Klima-Killer Autoabgase: Der Skandal bei Volkswagen dürfte nicht der einzige bleiben

Nach dem Abgas-Skandal geht die VW-Konzernkommunikation in die Offensive. Etwas anderes als die Flucht nach vorn bleibt den Strategen auch nicht übrig. Weitere Autobauer dürften folgen.

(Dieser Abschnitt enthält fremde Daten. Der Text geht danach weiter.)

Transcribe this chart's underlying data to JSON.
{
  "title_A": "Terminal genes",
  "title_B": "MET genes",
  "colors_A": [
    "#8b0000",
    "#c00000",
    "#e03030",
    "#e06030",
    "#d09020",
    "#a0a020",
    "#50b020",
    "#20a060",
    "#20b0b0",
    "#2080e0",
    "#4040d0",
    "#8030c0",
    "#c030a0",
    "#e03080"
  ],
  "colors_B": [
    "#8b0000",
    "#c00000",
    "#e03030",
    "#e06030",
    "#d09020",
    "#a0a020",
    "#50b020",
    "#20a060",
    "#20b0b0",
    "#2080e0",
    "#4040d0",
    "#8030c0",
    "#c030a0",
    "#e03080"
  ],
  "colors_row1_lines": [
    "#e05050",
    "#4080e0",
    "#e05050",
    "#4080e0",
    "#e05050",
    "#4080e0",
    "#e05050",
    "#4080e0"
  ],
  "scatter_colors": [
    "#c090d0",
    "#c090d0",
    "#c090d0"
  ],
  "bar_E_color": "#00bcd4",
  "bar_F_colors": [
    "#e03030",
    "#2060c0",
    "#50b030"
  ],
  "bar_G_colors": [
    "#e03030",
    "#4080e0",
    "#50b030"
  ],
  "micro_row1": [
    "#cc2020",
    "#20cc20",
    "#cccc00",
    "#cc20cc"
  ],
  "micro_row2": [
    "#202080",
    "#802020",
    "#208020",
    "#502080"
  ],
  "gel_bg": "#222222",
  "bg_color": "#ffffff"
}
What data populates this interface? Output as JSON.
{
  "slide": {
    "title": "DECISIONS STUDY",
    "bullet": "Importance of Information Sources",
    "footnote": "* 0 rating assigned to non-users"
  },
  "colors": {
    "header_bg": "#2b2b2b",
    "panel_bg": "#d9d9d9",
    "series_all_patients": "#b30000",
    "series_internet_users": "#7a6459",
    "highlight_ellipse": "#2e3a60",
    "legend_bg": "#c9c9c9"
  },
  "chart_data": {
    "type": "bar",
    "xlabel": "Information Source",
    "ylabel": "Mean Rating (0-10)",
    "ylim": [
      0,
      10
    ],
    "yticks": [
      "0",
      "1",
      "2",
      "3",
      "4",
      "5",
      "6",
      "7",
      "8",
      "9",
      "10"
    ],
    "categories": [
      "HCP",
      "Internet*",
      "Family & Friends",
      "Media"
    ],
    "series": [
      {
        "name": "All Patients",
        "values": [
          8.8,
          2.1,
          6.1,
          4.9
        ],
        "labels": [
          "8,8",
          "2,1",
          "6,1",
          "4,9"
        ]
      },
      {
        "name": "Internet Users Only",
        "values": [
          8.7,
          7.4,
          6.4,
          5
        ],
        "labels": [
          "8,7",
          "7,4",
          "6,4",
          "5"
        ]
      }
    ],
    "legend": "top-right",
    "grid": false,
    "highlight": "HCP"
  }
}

Man mag der PR und der Konzernkommunikation gerne nachsagen, sie wären Kommunikations-Alchimisten und in der Lage, aus Mist erhabene Minze zu schaffen. Doch Mist bleibt immer Mist. Kommunikation kann jetzt nur noch ein paar Aromen bereithalten. Somit hat Volkswagen zumindest an der Schnittstelle zwischen Unternehmensstrategie und Unternehmenskommunikation eins absolut richtig gemacht: Die offene Kommunikation unmittelbar nach Bekanntwerden der Vorwürfe.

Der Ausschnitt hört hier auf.